Là, il marqua une pause, comme s'il lui en coûtait de prononcer ces mots. Il tourna la tête vers son interlocuteur, souriant nerveusement, mais l'adolescent pouvait lire la honte et la culpabilité dans les yeux du psychiatre. L'espace d'un instant, il se sentit presque désolé pour lui. Mais M. Kerz détourna le regard vers la route, et Louis se souvint qu'il le faisait chanter, et qu'il était supposé le haïr.
"Jamais Elliot n'acceptera de parler à un thérapeute, reprit le médecin, et crois-moi, ce n'est pas faute d'avoir essayé.
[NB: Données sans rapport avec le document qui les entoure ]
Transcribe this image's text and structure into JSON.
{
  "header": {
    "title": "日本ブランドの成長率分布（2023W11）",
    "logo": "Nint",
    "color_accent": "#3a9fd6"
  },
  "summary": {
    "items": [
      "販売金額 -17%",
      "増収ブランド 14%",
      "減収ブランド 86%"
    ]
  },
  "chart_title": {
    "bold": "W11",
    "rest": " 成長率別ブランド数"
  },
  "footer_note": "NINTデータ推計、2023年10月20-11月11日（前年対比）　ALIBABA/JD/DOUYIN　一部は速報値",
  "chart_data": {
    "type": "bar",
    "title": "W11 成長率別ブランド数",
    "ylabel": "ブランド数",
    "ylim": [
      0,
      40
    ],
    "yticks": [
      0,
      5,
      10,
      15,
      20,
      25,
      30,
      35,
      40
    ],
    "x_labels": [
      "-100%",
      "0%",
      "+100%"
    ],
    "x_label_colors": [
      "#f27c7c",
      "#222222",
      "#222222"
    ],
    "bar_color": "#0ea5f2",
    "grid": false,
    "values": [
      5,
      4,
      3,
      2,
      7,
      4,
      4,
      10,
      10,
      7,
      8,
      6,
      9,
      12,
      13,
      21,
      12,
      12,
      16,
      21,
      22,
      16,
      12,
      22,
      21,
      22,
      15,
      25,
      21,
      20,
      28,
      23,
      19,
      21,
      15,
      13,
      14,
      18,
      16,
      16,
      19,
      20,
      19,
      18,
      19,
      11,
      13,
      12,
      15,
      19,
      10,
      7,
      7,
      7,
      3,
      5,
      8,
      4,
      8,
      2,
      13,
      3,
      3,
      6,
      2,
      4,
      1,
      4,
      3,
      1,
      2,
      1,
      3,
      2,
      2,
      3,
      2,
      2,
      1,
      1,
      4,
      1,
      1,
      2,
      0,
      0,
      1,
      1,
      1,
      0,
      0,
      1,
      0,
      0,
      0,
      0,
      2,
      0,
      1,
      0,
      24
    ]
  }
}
Il se mure dans le silence. S'il sait que tu es là pour l'aider, il se fermera définitivement à toi. Je lui ai dit que tu étais un ami qui avait besoin d'un toit pour la nuit, tu comprends?
-Oui. Mais dans-ce cas, pourquoi demander l'aide d'un ado suicidaire? Pourquoi ne pas engager un acteur, ou un ancien patient?
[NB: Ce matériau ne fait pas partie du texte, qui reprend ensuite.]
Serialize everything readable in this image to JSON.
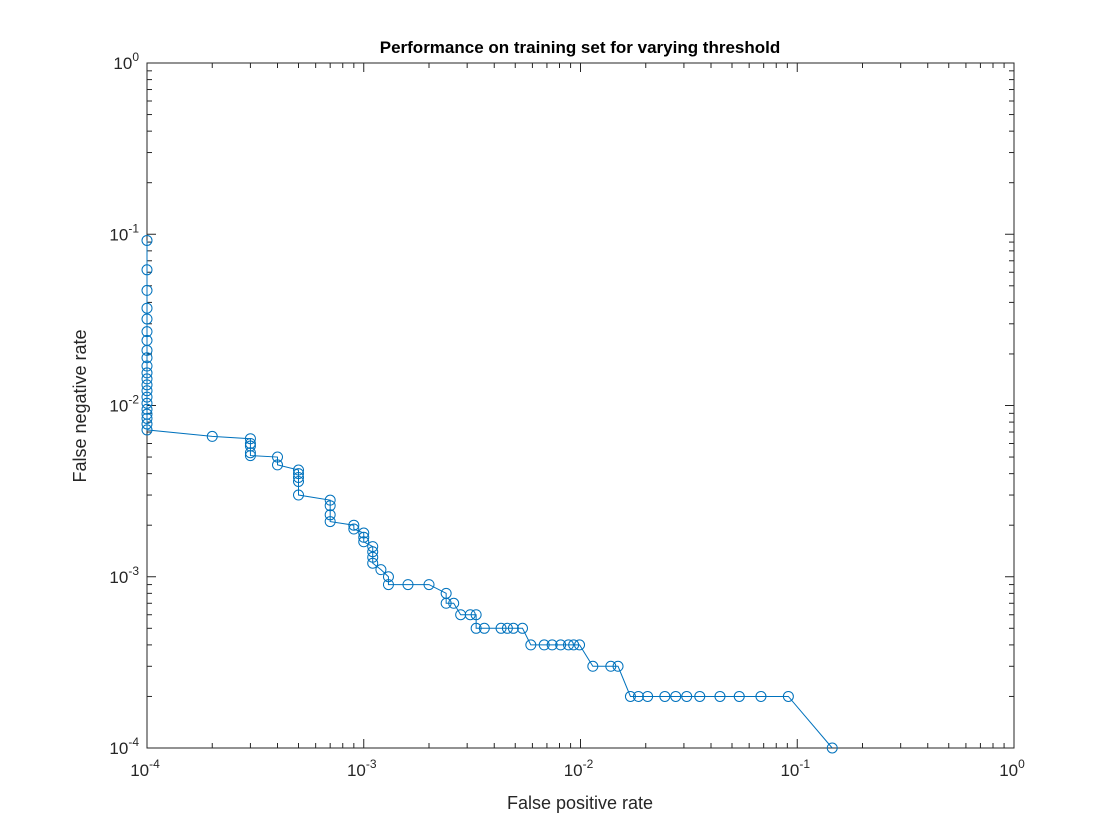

-Mon frère est loin d'être stupide, il réaliserai qu'on se moque de lui. Non, j'ai besoin de quelqu'un de sincère, de quelqu'un qui peut changer sa vision du monde. C'est pour ça que je t'ai choisi.
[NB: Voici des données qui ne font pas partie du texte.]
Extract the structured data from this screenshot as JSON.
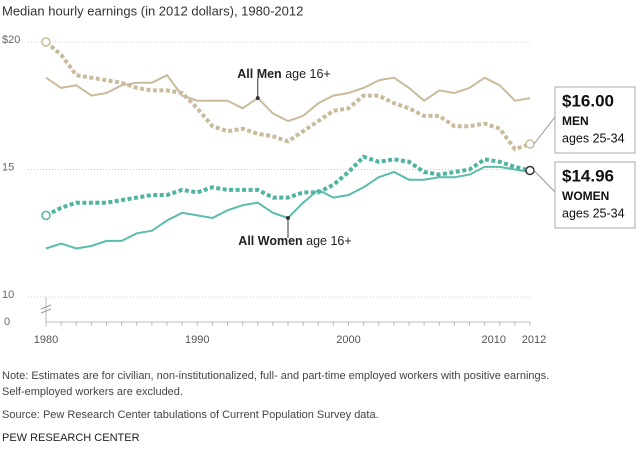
{
  "chart_data": {
    "type": "line",
    "title": "Median hourly earnings (in 2012 dollars), 1980-2012",
    "x": [
      1980,
      1981,
      1982,
      1983,
      1984,
      1985,
      1986,
      1987,
      1988,
      1989,
      1990,
      1991,
      1992,
      1993,
      1994,
      1995,
      1996,
      1997,
      1998,
      1999,
      2000,
      2001,
      2002,
      2003,
      2004,
      2005,
      2006,
      2007,
      2008,
      2009,
      2010,
      2011,
      2012
    ],
    "xlim": [
      1980,
      2012
    ],
    "xticks": [
      1980,
      1990,
      2000,
      2010,
      2012
    ],
    "ylim": [
      10,
      20
    ],
    "yticks": [
      {
        "value": 20,
        "label": "$20"
      },
      15,
      10
    ],
    "break_tick": 0,
    "grid": true,
    "series": [
      {
        "name": "All Men",
        "detail": "age 16+",
        "color": "#c9bb9c",
        "dashed": false,
        "values": [
          18.6,
          18.2,
          18.3,
          17.9,
          18.0,
          18.3,
          18.4,
          18.4,
          18.7,
          17.9,
          17.7,
          17.7,
          17.7,
          17.4,
          17.8,
          17.2,
          16.9,
          17.1,
          17.6,
          17.9,
          18.0,
          18.2,
          18.5,
          18.6,
          18.2,
          17.7,
          18.1,
          18.0,
          18.2,
          18.6,
          18.3,
          17.7,
          17.8
        ]
      },
      {
        "name": "MEN",
        "detail": "ages 25-34",
        "color": "#c9bb9c",
        "dashed": true,
        "values": [
          20.0,
          19.5,
          18.7,
          18.6,
          18.5,
          18.4,
          18.2,
          18.1,
          18.1,
          18.0,
          17.4,
          16.7,
          16.5,
          16.6,
          16.4,
          16.3,
          16.1,
          16.5,
          16.9,
          17.3,
          17.4,
          17.9,
          17.9,
          17.6,
          17.4,
          17.1,
          17.1,
          16.7,
          16.7,
          16.8,
          16.6,
          15.8,
          16.0
        ],
        "value_labels": [
          null,
          null,
          null,
          null,
          null,
          null,
          null,
          null,
          null,
          null,
          null,
          null,
          null,
          null,
          null,
          null,
          null,
          null,
          null,
          null,
          null,
          null,
          null,
          null,
          null,
          null,
          null,
          null,
          null,
          null,
          null,
          null,
          "$16.00"
        ]
      },
      {
        "name": "All Women",
        "detail": "age 16+",
        "color": "#5cbcab",
        "dashed": false,
        "values": [
          11.9,
          12.1,
          11.9,
          12.0,
          12.2,
          12.2,
          12.5,
          12.6,
          13.0,
          13.3,
          13.2,
          13.1,
          13.4,
          13.6,
          13.7,
          13.3,
          13.1,
          13.7,
          14.2,
          13.9,
          14.0,
          14.3,
          14.7,
          14.9,
          14.6,
          14.6,
          14.7,
          14.7,
          14.8,
          15.1,
          15.1,
          15.0,
          14.9
        ]
      },
      {
        "name": "WOMEN",
        "detail": "ages 25-34",
        "color": "#4fb4a0",
        "dashed": true,
        "values": [
          13.2,
          13.5,
          13.7,
          13.7,
          13.7,
          13.8,
          13.9,
          14.0,
          14.0,
          14.2,
          14.1,
          14.3,
          14.2,
          14.2,
          14.2,
          13.9,
          13.9,
          14.1,
          14.1,
          14.4,
          14.9,
          15.5,
          15.3,
          15.4,
          15.3,
          14.9,
          14.8,
          14.9,
          15.0,
          15.4,
          15.3,
          15.1,
          14.96
        ],
        "value_labels": [
          null,
          null,
          null,
          null,
          null,
          null,
          null,
          null,
          null,
          null,
          null,
          null,
          null,
          null,
          null,
          null,
          null,
          null,
          null,
          null,
          null,
          null,
          null,
          null,
          null,
          null,
          null,
          null,
          null,
          null,
          null,
          null,
          "$14.96"
        ]
      }
    ],
    "notes": [
      "Note: Estimates are for civilian, non-institutionalized, full- and part-time employed workers with positive earnings.",
      "Self-employed workers are excluded."
    ],
    "source": "Source: Pew Research Center tabulations of Current Population Survey data.",
    "footer": "PEW RESEARCH CENTER"
  }
}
-Sa vision du monde? Mais vous croyez que j'en ai quelque chose à faire, moi, de sa vision du monde? J'ai essayé de me suicider la semaine dernière, je ne ressens plus rien! s'emporta-t-il. Je...
- Et ça, le coupa calmement le médecin, c'est un mensonge."
Abasourdi, l'adolescent se tut, dévisageant l'autre.
"Je t'ai choisi, reprit-il, parce que je sais que tu peux l'aider, que tu y croie ou non. Je t'ai observé, Louis, j'ai étudié ton dossier. Allez, descends, c'est cet immeuble. Deuxième étage, porte 3, tu diras à l'interphone que c'est moi qui t'envoie. Au revoir, Louis . Et n'oublie pas ta valise."
Déglutissant, l'adolescent emporta son bagage et se réfugia sous le porche. La petite voiture, au loin, disparaissait déjà dans la ville grise et rousse.
Deuxième étage, porte 3... Il appuya sur l'interphone.
"Hallo? répondit une petite voix masculine, faible et abîmée.
-Bonjour, répondit-il, je suis un ami de Viktor. J'aurais besoin d'être hébergé pour quelques semaines...
-Ah oui, je vois qui tu es, le coupa l'autre d'un ton amer. Monte, je t'attends."
Un vrombissement sourd lui annonça que la porte était déverouillée, et, armé de sa petite valise, Louis gravit les marches de l'escalier.
Il arriva devant la porte 3, une vieille porte à la peinture verte noircie et écaillée.
Alors qu'il s'apprêtait à frapper d'une main hésitante, la poignée se tourna et la porte s'ouvrit lentement. Derrière elle, un personnage se tenait, qui le dévisageait d'un air fatigué.
Son visage lui était familier, et non seulement parce qu'il connaissait son frère. Non, ce grand regard bleu cerné de noir, ce visage creusé, ce corps petit et mince, trop mince, maigre même, il les avait déja vus. Dans un sursaut, Louis reconnut l'homme qu'il avait croisé, lorsqu'il fumait, devant l'hôpital.
Perturbé, il fronça les sourcils. Qu'avait pu faire le frère macchabé d'un psychiatre dans un hôpital, la veille? Cela le dérangeait d'autant plus que Viktor ne lui avait pas expliqué le problème de son frère. Il était face à un mystère qu'il était supposé résoudre le plus vite possible, et il lui semblait qu'on lui cachait beaucoup trop de choses pour cela.
Mais une chose fut sûre, lorsque son hôte le fit entrer sans un mot dans l'appartement obscur, qui sentait le renfermé:
Il avait un problème.
Viktor ne s'était pas trompé, il avait un problème, et Louis ne savait pas du tout comment il était supposé arranger cela. Une petite voix, méchante et amère, chuchota dans son esprit: "Pauvre type".
Fatigué, Louis n'eut même pas le courage de la faire taire.